Supply Chain Report – 10/08/2025
Corporate leaders across the United States are voicing concern over the potential economic impact of new tariffs introduced by President Donald Trump’s administration, warning that the measures could raise prices, strain supply chains, and challenge long-term growth.
According to KPMG’s latest U.S. CEO Outlook survey, which polled 400 chief executives of companies with at least $500 million in annual revenue, 86% of CEOs said they expect to increase prices for their goods and services to offset the added costs from tariffs.
Tim Walsh, CEO of KPMG U.S., told Yahoo Finance’s Opening Bid that business leaders are “concerned” about how the evolving trade policies will affect their operations. “CEOs are needing to react as it relates to their tariffs [and] their supply chains. They’re doing cost takeout to react to that additional cost,” Walsh said.
Rising Tariff Pressures
The findings come as President Trump intensifies his trade stance. Earlier this week, he announced a 25% tariff on all medium- and heavy-duty trucks imported into the U.S., set to take effect on November 1. The announcement, made via Truth Social, is part of a broader policy initiative to strengthen domestic manufacturing. Mexico, currently the largest exporter of these trucks to the U.S., is expected to be among the most affected.
The KPMG report warns that the new tariffs could squeeze profit margins, increase production costs, and ultimately lead to higher consumer prices. Nearly 9 in 10 CEOs (89%) said tariffs will significantly impact their business performance and operations over the next three years.
In anticipation, many companies are already modifying their sourcing strategies to minimize exposure. The survey found 85% of executives are adjusting their supply chains by moving more production and material sourcing to the U.S. These strategic shifts are particularly visible in the retail, technology, automotive, and manufacturing sectors.
Expanding Trade Policy
The current tariff policy follows Trump’s earlier “Liberation Day” tariffs, introduced in April, which reshaped U.S. trade rules. The framework imposed a 10% baseline duty on most imports, with higher “reciprocal” tariffs for countries that maintain trade surpluses with the U.S.
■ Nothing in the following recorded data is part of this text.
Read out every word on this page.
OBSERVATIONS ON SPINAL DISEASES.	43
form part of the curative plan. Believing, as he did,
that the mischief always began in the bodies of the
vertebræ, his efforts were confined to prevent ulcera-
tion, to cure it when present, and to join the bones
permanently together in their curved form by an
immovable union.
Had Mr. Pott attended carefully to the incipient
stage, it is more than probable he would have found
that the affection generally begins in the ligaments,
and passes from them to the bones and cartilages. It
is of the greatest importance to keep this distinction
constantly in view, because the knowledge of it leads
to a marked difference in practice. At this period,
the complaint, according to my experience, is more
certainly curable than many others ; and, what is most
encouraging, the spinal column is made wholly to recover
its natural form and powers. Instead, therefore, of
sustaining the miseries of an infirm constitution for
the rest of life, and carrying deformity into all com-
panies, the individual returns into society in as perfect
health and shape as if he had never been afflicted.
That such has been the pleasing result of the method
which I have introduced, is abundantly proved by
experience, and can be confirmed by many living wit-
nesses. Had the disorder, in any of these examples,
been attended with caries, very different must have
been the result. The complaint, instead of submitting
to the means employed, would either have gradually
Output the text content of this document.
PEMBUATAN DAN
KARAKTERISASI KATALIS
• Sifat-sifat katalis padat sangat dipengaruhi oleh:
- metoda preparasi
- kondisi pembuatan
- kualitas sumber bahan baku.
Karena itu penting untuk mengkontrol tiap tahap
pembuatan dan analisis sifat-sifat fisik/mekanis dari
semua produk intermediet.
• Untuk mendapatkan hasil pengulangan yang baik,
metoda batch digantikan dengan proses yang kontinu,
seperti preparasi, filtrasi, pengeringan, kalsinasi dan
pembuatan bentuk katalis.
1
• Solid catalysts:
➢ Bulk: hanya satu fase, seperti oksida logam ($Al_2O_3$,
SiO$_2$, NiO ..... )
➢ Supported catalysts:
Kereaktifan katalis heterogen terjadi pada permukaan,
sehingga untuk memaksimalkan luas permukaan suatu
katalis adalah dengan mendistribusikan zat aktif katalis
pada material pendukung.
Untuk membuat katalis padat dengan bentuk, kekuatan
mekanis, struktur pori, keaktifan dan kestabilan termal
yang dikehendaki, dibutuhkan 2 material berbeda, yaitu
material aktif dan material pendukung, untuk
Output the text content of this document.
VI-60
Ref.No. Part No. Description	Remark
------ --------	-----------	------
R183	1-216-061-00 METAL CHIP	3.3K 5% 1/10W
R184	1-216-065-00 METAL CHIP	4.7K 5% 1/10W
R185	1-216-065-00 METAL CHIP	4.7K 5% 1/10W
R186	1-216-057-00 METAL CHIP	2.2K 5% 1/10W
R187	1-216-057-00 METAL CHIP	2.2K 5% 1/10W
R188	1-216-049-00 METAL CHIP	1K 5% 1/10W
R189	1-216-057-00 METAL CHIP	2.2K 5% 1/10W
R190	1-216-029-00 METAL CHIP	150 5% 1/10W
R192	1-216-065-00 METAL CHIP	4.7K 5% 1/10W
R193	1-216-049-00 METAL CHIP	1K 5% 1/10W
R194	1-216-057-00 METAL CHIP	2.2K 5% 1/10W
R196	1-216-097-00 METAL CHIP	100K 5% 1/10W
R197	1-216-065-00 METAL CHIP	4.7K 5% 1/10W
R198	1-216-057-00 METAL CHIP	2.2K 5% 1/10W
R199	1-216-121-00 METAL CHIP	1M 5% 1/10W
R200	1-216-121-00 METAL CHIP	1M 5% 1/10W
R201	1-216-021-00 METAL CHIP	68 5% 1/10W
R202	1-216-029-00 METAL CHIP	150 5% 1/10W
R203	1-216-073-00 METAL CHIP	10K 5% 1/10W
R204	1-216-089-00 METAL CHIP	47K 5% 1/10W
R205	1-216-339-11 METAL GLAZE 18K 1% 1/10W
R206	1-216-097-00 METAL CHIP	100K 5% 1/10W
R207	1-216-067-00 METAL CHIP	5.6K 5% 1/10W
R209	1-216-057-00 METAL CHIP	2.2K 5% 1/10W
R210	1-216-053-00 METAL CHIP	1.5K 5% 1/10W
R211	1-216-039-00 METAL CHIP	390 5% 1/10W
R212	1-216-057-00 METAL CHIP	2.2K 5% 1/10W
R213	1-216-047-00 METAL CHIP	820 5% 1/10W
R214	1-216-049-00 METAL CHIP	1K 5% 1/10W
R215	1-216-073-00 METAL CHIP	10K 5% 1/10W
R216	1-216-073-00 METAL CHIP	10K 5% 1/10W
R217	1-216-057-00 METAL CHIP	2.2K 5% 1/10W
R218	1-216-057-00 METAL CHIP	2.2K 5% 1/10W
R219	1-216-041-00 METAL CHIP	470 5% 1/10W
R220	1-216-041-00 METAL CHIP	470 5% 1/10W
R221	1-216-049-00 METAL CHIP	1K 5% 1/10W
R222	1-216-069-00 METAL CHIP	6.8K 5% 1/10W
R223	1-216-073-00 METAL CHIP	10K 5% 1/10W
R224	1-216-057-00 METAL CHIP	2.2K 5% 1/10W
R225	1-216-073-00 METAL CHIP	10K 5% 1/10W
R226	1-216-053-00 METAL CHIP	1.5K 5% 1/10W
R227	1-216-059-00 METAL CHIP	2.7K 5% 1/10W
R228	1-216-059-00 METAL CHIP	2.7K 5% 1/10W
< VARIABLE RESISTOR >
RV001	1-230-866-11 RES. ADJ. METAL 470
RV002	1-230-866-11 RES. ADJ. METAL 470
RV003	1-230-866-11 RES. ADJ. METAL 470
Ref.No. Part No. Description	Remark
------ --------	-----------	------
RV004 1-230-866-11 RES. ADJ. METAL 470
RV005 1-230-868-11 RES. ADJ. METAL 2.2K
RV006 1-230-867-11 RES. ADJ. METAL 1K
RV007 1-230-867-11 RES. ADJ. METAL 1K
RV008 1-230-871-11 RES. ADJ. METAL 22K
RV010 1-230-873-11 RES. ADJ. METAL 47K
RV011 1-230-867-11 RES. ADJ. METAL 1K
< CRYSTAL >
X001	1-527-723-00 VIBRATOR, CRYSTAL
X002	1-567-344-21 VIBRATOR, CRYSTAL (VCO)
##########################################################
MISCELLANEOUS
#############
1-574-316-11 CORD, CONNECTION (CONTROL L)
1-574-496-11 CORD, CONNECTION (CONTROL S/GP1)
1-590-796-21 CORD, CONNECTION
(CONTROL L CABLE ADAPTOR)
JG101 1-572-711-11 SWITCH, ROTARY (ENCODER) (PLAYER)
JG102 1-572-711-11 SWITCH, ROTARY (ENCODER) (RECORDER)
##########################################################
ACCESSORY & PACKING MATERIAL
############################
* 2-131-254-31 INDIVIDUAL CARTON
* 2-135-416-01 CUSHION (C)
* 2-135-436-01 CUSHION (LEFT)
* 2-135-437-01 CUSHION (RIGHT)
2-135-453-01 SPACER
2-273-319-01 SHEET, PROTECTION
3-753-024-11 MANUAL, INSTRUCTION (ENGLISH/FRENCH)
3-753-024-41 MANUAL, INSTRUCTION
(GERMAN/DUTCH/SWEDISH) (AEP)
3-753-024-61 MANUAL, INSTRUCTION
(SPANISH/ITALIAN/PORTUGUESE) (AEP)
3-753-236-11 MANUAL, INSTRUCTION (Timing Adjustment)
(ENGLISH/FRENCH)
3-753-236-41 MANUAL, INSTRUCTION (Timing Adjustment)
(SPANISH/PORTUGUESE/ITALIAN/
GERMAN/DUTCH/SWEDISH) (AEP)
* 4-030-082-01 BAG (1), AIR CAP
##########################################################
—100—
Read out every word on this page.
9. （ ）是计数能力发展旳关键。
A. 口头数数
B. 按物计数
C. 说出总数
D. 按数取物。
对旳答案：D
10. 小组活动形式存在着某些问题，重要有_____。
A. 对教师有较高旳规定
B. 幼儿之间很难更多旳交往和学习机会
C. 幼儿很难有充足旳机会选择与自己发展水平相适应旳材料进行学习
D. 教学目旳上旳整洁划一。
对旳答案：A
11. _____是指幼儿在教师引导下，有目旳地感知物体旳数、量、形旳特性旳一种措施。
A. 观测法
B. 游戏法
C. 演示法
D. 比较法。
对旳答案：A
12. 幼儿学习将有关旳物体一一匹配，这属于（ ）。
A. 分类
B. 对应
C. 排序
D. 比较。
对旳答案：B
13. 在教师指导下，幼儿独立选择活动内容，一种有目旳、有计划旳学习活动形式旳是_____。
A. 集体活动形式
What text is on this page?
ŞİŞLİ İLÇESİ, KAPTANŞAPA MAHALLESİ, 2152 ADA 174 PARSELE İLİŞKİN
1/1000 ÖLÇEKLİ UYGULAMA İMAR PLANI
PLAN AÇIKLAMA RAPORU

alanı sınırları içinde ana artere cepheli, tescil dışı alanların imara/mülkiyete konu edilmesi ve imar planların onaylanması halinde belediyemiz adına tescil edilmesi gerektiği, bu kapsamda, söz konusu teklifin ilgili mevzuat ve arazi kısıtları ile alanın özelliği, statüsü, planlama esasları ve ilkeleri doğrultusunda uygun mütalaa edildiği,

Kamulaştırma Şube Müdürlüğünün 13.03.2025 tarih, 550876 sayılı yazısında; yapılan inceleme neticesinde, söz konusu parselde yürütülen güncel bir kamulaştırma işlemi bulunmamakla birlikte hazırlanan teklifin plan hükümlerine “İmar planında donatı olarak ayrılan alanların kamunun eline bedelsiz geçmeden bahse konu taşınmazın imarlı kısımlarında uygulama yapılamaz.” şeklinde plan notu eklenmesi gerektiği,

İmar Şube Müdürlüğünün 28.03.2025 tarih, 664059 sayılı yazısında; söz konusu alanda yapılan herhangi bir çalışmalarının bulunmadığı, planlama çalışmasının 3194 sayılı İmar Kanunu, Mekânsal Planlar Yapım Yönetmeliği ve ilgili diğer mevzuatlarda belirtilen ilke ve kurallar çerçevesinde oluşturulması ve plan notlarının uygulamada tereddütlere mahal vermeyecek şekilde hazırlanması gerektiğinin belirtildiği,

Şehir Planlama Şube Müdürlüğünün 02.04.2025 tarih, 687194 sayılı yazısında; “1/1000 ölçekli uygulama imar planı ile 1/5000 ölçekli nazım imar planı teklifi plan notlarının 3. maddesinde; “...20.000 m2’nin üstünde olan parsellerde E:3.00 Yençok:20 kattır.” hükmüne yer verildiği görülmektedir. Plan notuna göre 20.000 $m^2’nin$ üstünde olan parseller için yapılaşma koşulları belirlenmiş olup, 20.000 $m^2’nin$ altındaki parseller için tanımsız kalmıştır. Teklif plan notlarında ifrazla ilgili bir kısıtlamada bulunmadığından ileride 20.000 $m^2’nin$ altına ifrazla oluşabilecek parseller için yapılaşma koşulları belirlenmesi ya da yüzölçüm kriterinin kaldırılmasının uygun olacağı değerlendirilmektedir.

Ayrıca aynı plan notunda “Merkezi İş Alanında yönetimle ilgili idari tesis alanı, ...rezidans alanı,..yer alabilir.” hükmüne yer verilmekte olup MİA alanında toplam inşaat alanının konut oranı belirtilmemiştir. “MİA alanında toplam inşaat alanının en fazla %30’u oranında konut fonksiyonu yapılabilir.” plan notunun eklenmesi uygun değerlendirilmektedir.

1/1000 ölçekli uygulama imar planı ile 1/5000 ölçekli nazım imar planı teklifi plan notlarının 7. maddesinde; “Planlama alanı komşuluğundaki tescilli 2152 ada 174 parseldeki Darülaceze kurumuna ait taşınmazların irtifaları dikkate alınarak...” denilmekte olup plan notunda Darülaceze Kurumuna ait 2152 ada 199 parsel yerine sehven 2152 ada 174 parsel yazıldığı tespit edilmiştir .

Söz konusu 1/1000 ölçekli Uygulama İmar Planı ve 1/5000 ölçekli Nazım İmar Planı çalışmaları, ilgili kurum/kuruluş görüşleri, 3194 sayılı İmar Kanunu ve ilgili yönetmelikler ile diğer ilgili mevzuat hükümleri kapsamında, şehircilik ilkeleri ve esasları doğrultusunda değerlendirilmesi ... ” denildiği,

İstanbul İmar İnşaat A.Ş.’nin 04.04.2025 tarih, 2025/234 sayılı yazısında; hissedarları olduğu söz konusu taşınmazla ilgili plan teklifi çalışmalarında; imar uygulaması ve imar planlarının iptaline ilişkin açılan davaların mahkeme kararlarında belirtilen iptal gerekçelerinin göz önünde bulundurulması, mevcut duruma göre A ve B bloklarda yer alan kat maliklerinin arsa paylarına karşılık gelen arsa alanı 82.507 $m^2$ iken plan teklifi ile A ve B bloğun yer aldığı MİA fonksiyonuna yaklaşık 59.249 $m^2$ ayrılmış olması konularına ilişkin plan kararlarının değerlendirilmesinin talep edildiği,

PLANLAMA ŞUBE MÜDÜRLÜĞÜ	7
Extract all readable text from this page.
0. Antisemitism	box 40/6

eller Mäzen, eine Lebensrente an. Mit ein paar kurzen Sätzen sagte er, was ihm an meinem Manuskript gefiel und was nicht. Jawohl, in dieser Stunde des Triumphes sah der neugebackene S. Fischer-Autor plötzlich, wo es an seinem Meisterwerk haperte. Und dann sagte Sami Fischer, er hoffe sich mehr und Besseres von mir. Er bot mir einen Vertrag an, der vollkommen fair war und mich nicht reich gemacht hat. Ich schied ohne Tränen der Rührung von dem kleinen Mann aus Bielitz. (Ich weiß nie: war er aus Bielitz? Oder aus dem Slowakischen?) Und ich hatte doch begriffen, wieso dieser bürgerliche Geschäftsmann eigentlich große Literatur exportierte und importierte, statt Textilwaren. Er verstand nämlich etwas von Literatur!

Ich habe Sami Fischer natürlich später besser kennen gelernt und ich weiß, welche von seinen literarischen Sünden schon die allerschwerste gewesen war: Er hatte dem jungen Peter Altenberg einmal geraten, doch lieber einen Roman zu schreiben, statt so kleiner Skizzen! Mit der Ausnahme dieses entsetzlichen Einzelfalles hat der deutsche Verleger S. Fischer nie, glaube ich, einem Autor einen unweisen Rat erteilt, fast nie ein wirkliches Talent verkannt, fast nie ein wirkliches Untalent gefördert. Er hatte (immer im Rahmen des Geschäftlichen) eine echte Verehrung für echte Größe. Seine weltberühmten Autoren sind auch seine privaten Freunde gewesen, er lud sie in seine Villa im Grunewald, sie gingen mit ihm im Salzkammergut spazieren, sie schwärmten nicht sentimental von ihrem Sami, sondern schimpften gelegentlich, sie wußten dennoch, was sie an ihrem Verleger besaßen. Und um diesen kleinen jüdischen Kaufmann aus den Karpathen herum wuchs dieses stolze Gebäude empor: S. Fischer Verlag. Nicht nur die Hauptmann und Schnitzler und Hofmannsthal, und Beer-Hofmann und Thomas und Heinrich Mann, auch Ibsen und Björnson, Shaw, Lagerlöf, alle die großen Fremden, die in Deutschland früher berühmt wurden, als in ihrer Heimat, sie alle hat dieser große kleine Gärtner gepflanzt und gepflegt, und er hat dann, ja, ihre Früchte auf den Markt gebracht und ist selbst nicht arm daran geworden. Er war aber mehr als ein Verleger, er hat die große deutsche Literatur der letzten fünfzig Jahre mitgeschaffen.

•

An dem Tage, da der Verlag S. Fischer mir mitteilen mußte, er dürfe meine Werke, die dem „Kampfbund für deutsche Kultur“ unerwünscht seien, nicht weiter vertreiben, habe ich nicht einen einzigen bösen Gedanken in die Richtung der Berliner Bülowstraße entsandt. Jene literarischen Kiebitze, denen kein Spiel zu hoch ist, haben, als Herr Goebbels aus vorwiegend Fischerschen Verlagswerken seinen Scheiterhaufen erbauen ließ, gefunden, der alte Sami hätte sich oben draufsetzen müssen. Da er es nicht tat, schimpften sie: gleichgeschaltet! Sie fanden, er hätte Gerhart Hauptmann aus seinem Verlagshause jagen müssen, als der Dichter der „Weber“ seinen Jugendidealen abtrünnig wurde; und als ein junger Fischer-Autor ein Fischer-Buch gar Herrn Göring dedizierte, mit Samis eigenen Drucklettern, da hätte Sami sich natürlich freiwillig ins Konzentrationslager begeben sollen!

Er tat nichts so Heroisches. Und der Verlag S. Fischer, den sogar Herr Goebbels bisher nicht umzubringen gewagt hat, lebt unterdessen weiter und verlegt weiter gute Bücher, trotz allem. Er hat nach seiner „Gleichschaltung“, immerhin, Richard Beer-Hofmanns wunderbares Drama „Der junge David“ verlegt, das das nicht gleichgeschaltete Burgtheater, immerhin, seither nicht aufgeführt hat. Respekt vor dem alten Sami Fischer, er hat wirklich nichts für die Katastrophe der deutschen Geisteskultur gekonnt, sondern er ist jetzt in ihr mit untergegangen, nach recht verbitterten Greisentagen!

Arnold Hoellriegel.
Under the policy, China faces tariffs above 30%, while Brazil and India are subject to 50% duties on certain goods. The European Union agreed to a 15% tariff rate as part of a trade adjustment deal reached in August 2025.
Additional product-specific tariffs include 50% on steel, aluminum, and semi-finished copper, and 25% on automobiles and parts. The U.S. also ended its “de minimis” exemption, meaning all imported goods — including packages under $800 — now face customs duties and processing fees.
Mixed Corporate Reactions
While some business leaders have raised alarms, others view the tariffs as an opportunity to strengthen U.S. industries. Ford Motor Company CEO Jim Farley expressed concern that the measures are limiting domestic investment potential. Speaking at the Ford Pro Accelerate conference in Detroit, Farley said tariffs have created a $2 billion financial headwind, preventing the company from investing even more heavily in American facilities.
Conversely, Union Pacific CEO Jim Vena voiced support for the administration’s trade and reshoring policies, calling them “great for the economy” and beneficial to long-term competitiveness.
Economic Outlook Remains Positive
Despite growing uncertainty, U.S. corporate leaders remain largely optimistic about economic performance. According to KPMG’s survey, 84% of CEOs are confident in their own company’s growth prospects, while 74% maintain a positive view of the global economic outlook over the next three years.
When asked about near-term challenges, executives identified supply chain resilience (34%), cybersecurity (29%), and global economic volatility (25%) as their top concerns. Many leaders also cited workforce development and digital transformation as key strategic priorities in managing these risks.
Investing in Technology Amid Uncertainty
Interestingly, even as tariffs and inflation pressures mount, a majority of CEOs plan to maintain or expand technology investments. Roughly three-quarters (74%) said artificial intelligence (AI) remains a top investment focus.
Walsh noted that many organizations are beginning to see tangible results from AI implementation. “CEOs are starting to see that AI come through — they’re starting to see agents and what the impact on their businesses can be,” he said. “But now there is also this impact on how and what companies are delivering in the market that will also be influenced by these technologies.”
As the tariff environment continues to evolve, U.S. companies appear focused on balancing policy adaptation with innovation — seeking to protect profitability while investing in digital tools that can enhance resilience and efficiency.